Archive Mode. Call May | 12th Annual PleinAir Salon ended on 6/6/22, 11:59 PM. Call settings are read only. See Current Open Calls
31.5" x 9'
Acrylic on canvas
Acrylic, Gesso, Retarder, Matte Polymer Medium, Charcoal, White Chalk, Varnish.
2019-2022
These figures form lenses to consider the self through. The wanderer, which is of the literal flesh carried through space, takes the form like a centipede, enacting constant reproduction of self to create movement. Their actions through their flesh are what leave trails for other wanderers, or else this form is a life lost in abyss, with no place to move to or from. The human births in the case the wanderer sees light. Truly the most abstract in this painting, metaphorically, as it is weightless, only present by the directions of perceptions from the wanderers illuminating the human form. Beyond the veil, the firmament, which is the view of the underside to water, the composition will hold hard edge figures to show mathematical relations that build the fabric of space, which leads to a pinnacle. Once that point is recognized the canvas ends. The next point is a singularity of composition, purely recognizing the human form in true flesh, without personal identity, aside from the light seeping from its mind.

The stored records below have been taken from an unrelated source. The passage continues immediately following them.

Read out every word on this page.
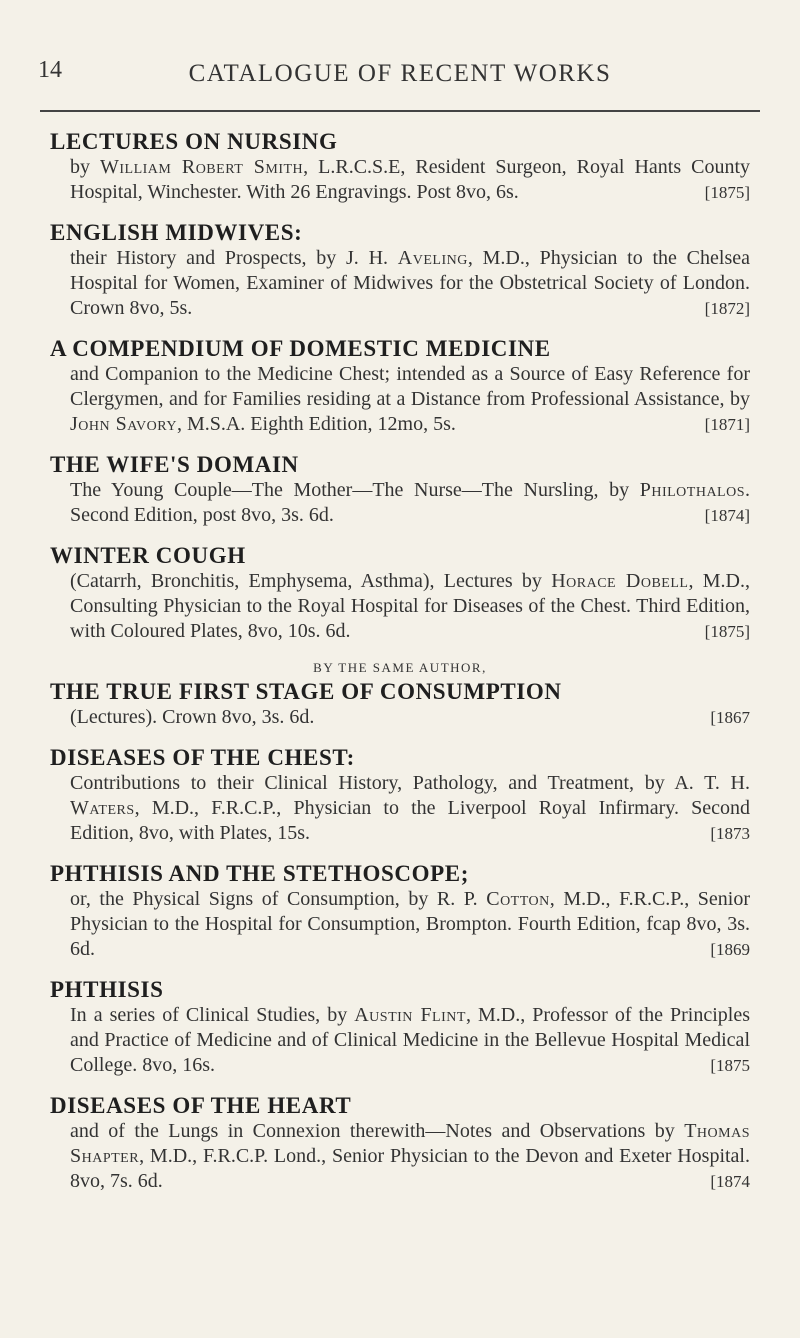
14	CATALOGUE OF RECENT WORKS
LECTURES ON NURSING
by William Robert Smith, L.R.C.S.E, Resident Surgeon, Royal Hants County Hospital, Winchester. With 26 Engravings. Post 8vo, 6s.	[1875]
ENGLISH MIDWIVES:
their History and Prospects, by J. H. Aveling, M.D., Physician to the Chelsea Hospital for Women, Examiner of Midwives for the Obstetrical Society of London. Crown 8vo, 5s.	[1872]
A COMPENDIUM OF DOMESTIC MEDICINE
and Companion to the Medicine Chest; intended as a Source of Easy Reference for Clergymen, and for Families residing at a Distance from Professional Assistance, by John Savory, M.S.A. Eighth Edition, 12mo, 5s.	[1871]
THE WIFE'S DOMAIN
The Young Couple—The Mother—The Nurse—The Nursling, by Philothalos. Second Edition, post 8vo, 3s. 6d.	[1874]
WINTER COUGH
(Catarrh, Bronchitis, Emphysema, Asthma), Lectures by Horace Dobell, M.D., Consulting Physician to the Royal Hospital for Diseases of the Chest. Third Edition, with Coloured Plates, 8vo, 10s. 6d.	[1875]
BY THE SAME AUTHOR,
THE TRUE FIRST STAGE OF CONSUMPTION
(Lectures). Crown 8vo, 3s. 6d.	[1867
DISEASES OF THE CHEST:
Contributions to their Clinical History, Pathology, and Treatment, by A. T. H. Waters, M.D., F.R.C.P., Physician to the Liverpool Royal Infirmary. Second Edition, 8vo, with Plates, 15s.	[1873
PHTHISIS AND THE STETHOSCOPE;
or, the Physical Signs of Consumption, by R. P. Cotton, M.D., F.R.C.P., Senior Physician to the Hospital for Consumption, Brompton. Fourth Edition, fcap 8vo, 3s. 6d.	[1869
PHTHISIS
In a series of Clinical Studies, by Austin Flint, M.D., Professor of the Principles and Practice of Medicine and of Clinical Medicine in the Bellevue Hospital Medical College. 8vo, 16s.	[1875
DISEASES OF THE HEART
and of the Lungs in Connexion therewith—Notes and Observations by Thomas Shapter, M.D., F.R.C.P. Lond., Senior Physician to the Devon and Exeter Hospital. 8vo, 7s. 6d.	[1874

The experience of humanistic self discovery is beautiful, and that is what I attempt to show.
The process of this work has stretched beyond two years currently, as part of a larger project exploring the mind and awareness, breaking different aspects of human existence into platitudes of reality.
Stylistically, the main classical studies to my art have mostly involved Dali, Michelangelo, and Francis Bacon. I do not look at many living artists, however David Chaim Smith, Robert Edward Grant, and Andrey Samarin have artistic processes which I resonate with and highly appreciate. Overall, these people as artists have embedded some notion of relation of antiquity, humanism, and some concoction of hermeticism in alchemic exploration of mind which has helped guide some of my studies.